Given a video texture sequence, a new video sequence can be synthesized, which is similar with the input one in texture and which can last longer.

Previous work:

So far, synthesis of dynamic natural phenomena has mostly been possible only by physically-based simulations. But these techniques will generate impressive results of compelling realism. In contrast, given an example of the desired result, statistical learning of time-varying textures(TVTs) is a good alternative. I have found two methods on this field, as shown in the following two papers,

1. "Texture Mixing and Texture Movie Synthesis using Statistical Learning", Ziv Bar-Joseph, Ran El-Yaniv, Dani Lischinski and Michael Werman.

2. "Pyramid-based texture analysis/synthesis", David J. Heeger and James R. Bergen.

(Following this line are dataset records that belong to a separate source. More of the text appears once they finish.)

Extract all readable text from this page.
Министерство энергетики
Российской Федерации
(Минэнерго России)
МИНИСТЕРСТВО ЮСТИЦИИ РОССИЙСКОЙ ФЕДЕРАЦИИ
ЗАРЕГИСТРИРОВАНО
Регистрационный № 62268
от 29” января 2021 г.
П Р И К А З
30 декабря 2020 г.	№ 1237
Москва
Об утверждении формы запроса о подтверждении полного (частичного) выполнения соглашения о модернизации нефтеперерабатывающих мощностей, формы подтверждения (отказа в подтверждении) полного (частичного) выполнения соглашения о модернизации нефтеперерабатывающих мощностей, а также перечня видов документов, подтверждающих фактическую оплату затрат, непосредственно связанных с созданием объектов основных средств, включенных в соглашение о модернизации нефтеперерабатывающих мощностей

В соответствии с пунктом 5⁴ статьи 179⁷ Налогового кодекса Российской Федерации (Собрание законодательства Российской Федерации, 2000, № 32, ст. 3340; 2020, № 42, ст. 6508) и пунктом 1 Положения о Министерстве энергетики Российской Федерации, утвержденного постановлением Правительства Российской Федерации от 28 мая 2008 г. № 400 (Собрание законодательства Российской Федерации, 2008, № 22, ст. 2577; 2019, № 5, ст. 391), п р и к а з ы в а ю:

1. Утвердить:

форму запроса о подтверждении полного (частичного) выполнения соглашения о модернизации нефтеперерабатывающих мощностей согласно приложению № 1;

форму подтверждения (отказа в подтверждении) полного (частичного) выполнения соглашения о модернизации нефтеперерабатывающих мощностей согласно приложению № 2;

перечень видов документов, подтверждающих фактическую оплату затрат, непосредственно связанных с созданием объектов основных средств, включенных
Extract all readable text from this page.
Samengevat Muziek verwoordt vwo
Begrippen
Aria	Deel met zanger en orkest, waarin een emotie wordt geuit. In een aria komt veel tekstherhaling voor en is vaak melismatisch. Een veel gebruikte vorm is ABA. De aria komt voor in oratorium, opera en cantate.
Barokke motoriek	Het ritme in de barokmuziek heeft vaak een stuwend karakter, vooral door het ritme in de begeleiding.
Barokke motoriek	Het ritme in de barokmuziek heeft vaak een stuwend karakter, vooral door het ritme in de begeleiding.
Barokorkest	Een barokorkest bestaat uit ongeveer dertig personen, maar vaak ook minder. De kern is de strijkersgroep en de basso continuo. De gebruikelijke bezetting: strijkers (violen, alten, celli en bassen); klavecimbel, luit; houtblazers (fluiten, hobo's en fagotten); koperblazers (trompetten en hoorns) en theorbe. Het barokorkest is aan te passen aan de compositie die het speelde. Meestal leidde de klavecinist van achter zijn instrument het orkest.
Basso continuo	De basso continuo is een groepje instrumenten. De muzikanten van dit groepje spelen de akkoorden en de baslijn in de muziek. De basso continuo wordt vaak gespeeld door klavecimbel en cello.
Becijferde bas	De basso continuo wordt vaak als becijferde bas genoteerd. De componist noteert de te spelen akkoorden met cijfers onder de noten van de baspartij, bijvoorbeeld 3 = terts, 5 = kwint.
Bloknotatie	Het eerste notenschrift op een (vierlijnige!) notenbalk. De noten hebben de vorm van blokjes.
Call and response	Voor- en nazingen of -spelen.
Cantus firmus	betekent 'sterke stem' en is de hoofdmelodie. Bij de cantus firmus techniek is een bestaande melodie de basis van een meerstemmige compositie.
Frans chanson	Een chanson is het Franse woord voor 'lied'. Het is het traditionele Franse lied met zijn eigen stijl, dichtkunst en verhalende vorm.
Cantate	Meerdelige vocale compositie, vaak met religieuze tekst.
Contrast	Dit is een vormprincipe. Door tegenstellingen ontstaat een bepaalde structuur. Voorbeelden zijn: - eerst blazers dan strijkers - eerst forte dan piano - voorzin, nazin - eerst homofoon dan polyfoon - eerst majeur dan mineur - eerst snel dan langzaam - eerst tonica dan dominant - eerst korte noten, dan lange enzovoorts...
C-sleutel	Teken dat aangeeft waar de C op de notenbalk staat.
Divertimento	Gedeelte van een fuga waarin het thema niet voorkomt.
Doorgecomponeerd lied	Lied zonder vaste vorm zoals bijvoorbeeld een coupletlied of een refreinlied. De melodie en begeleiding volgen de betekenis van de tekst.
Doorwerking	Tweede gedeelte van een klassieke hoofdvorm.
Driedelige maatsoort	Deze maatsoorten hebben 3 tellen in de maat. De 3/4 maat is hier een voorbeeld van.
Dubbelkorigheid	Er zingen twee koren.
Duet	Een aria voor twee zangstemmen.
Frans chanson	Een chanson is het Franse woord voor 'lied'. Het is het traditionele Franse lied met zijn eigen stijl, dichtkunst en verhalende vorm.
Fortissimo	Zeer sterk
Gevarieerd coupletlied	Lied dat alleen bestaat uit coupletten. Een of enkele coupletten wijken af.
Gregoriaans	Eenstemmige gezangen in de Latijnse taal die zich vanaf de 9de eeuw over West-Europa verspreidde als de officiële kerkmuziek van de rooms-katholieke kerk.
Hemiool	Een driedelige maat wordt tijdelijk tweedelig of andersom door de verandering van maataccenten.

The first method can be viewed as extensions of De Bonet's approach to multiple input samples and to time-varying textures. In the second paper, Heeger and Bergen applied their texture synthesis technique to the generation of 3D solid textures.

It seems that a good method in 2D texture synthesis perhaps can be extended to 3D, such as video texture synthesis. So, in this project, I will try to extend Efros's method to video texture synthesis.

Overview of approach:

  • STEP 1:
  • All the frames of the sample video sequence are stacked one by one into an image block, I', which has three dimensions, x, y and t. Then we can consider texture in 3D (x, y and t) and video synthesis becomes a kind of texture synthesis for 3D image block. Let I be the image block being synthesized.

  • STEP 2:
  • Let p be a pixel in I and let w(p) be a cuboid image block centered at p. Let d(w1, w2) denotes some perceptual distance between two blocks. We can find the closest matching blocks in I'.

  • STEP 3:
  • The center pixel values of the above blocks give us a histogram for p, which can be sampled, either uniformly or weighted by d.

    By this algorithm, arbitrarily taking a cuboid block from the sample image block as a seed, we can synthesize new image blocks similar to the sample image block, i.e., new video sequences similar to the input sample video sequence.

    How to test it:

    For testing this method, I have found some appropriate data as its inputs, such as the following video sequence,


    The expected outputs of this method should be new video sequences similar to the inputs.